Software Bug in Boeing 777 Nearly Dooms Flight
As a Malaysia Airlines jetliner cruised from Perth, Australia, to Kuala Lumpur, Malaysia, one evening last August (2006), it suddenly took on a mind of its own and zoomed 3,000 feet upward. The captain disconnected the autopilot and pointed the Boeing 777's nose down to avoid stalling, but was jerked into a steep dive. He throttled back sharply on both engines, trying to slow the plane. Instead, the jet raced into another climb. The crew eventually regained control and manually flew their 177 passengers safely back to Australia.
A defective software program had provided incorrect data about the aircraft's speed and acceleration, confusing flight computers.
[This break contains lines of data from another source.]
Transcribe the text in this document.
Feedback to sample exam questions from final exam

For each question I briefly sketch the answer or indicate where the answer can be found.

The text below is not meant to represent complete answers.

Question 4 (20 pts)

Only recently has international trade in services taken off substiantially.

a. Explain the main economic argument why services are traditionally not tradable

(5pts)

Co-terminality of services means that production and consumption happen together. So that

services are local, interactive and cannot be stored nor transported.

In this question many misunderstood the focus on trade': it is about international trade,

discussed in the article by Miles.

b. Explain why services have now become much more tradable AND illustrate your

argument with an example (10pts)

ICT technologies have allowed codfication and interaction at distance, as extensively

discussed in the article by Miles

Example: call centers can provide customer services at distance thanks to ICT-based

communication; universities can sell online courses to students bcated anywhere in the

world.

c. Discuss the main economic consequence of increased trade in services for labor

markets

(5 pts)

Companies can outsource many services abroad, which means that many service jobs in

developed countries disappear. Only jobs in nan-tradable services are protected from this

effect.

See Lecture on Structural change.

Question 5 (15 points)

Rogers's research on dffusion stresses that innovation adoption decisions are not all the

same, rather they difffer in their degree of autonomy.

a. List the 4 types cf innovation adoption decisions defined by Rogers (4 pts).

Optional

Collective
The Fundamental Flaw With Today's Technology
The fundamental flaw with most of our consumer products today is that they have computers in them, and the computer is an inherently mysterious and unreliable device. That statement may seem obviously false, since there are reliable computers and software which can run for a decade without a single failure. But what I'm really getting at is how the reliability is inversely related to the complexity of the system, and our embedded systems are rapidly becoming more complex, and therefore less reliable.
This relationship between complexity and unreliability is a fact of the digital computer running algorithmic software. ( See the famous article There is No Silver Bullet by Frank Brooks)
Searching the web, one can find all kinds of old articles about attempts to fix this unpleasant fact about software. Smart people have worked on this for years, but nothing has changed. We are not on the brink of finding a new magical language, compiler or way of programming which avoids the reliability problem. The consensus seems to be that there is no way to make highly reliable software, so we just kind of try harder and test more.
Therefore, the reliance on digital computers in our devices is a reliance of software, and software is fundamentally flawed for making reliable systems.
On the Other Hand, Smart Extremely Complex and Reliable Devices Clearly are Possible
Not all complex systems exhibit this extreme vulnerability to tiny variations or errors. We have billions of examples of devices which are more complex with more capability that any computer or network thereof, and these devices do not in general have any reliability problems anywhere close to modern computer systems.
So what is the big deal, faulty products are nothing new!
Throughout history, our stuff has failed. Cars didn't start or had problems in 1950, flintlock pistols misfired or wouldn't fire at all, horse saddles wore out prematurely or came uncinched for no good reason because of faulty workmanship or bad design.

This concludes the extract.